/HiGitClass-DatasetCollector

Dataset collector for HiGitClass.

Primary LanguageKotlin

Dataset Collector for HiGitClass

A simple application to collect Github repositories as input datasets of HiGitClass.

Getting Started

These instructions will set the project up for use or development.

Build Prerequisites

  • Java Development Kit 11+

Runtime Prerequisites

  • Java Runtime Environment 11+

Building the Application

At the root of the project directory, run the following command:

./gradlew shadowJar

A packaged JAR will be generated in build/libs.

Running the Application

java -jar build/libs/HiGitClass-DatasetCollector.jar
# or
cd build/libs && java -jar HiGitClass-DatasetCollector.jar

Run java -jar HiGitClass-DatasetCollector.jar --help for explanation of options, or read below.

Command-Line Options

There are three subcommands supported by this application.

Fetching Repositories (fetch)

This subcommand fetches a list of repositories from GitHub based on a given query.

Required Arguments:

  • NUM_TO_FETCH: Number of repositories to fetch

Optional Arguments:

  • --token: Specifies the Github Personal Access Token, if any.
    • This may be useful if fetching from a large amount of repositories, as it raises the limit of available requests
  • --query: Specifies a custom query to execute.
    • Do not use this option to override the sort field or order!
  • --output Specifies a file to output the JSON dataset to.
  • --parallel: Download README and repo topics in parallel
  • --pretty: Output pretty JSON

Dataset Format Transformation (transform-dataset)
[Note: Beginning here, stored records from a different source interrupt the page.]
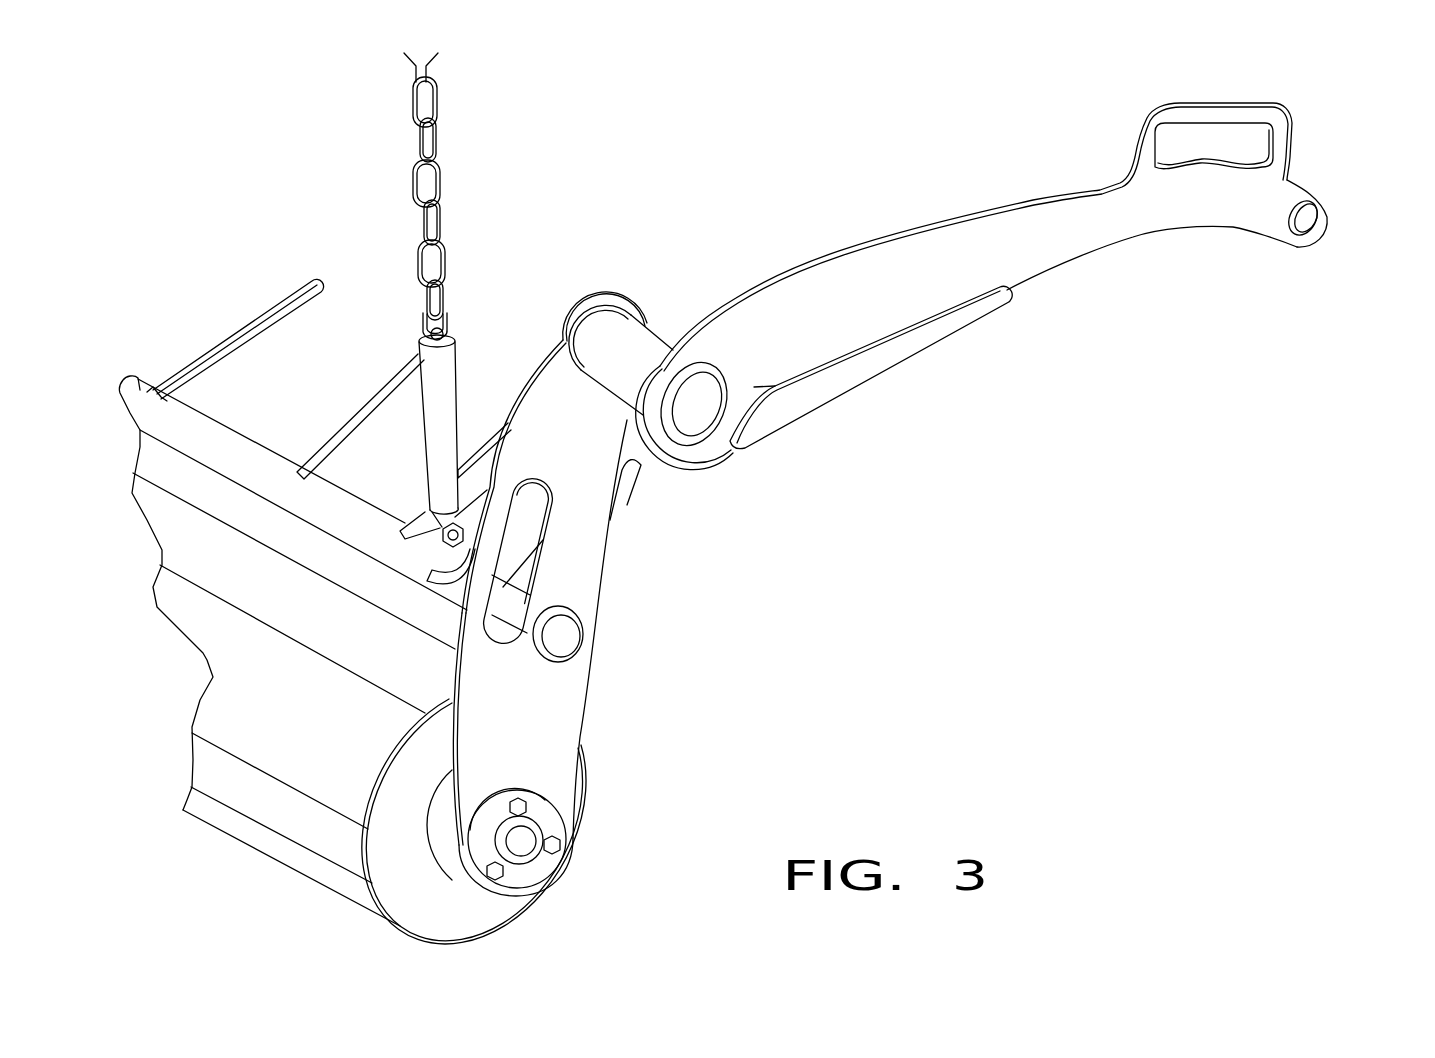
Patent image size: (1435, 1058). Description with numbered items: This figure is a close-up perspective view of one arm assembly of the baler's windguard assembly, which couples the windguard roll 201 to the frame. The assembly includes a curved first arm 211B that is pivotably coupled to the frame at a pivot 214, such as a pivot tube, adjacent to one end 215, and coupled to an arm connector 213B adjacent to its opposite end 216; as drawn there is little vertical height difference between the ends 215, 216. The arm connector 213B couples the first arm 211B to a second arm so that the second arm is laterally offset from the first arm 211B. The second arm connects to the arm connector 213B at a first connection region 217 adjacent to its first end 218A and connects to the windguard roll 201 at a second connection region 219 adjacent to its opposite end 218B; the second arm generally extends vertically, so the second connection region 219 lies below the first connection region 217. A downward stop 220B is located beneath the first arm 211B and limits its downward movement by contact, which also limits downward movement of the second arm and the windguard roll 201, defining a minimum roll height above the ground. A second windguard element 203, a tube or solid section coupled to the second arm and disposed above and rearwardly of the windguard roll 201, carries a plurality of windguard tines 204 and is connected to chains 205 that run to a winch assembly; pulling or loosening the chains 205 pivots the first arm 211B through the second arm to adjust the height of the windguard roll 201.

The windguard roll 201 is at (330, 635).
The second windguard element 203 is at (355, 492).
The windguard tines 204 is at (320, 303).
The chains 205 is at (443, 178).
The first arm 211B is at (962, 240).
The arm connector 213B is at (652, 352).
The pivot 214 is at (1314, 232).
The end 215 is at (1322, 193).
The opposite end 216 is at (683, 467).
The first connection region 217 is at (582, 318).
The first end 218A is at (616, 290).
The opposite end 218B is at (517, 890).
The second connection region 219 is at (553, 821).
The downward stop 220B is at (888, 378).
This subcommand transforms the output.json emitted by the fetch command to the format accepted by HiGitClass, which is a list of JSON objects delimited by newlines. In addition, this subcommand also performs text preprocessing and emits dataset.txt required by ESim for embedding discovery.

This step can be run immediately after the data has been collected by fetch, or deferred until all entries in the dataset has been labeled.

Required Arguments:

  • [INPUT]: The input file emitted by fetch

Optional Arguments:

  • --output-dir: The directory to output Hier.json and dataset.txt

Label Extraction (emit-labels)

This subcommand outputs labels.txt based on the given transformed dataset.

This step should be run only after all entries in the dataset has been labeled.

Required Arguments:

  • [INPUT]: The path to the input transformed JSON
    • Note that the file must be transformed (by running through transform-dataset)

Optional Arguments:

  • --output: The directory to output labels.txt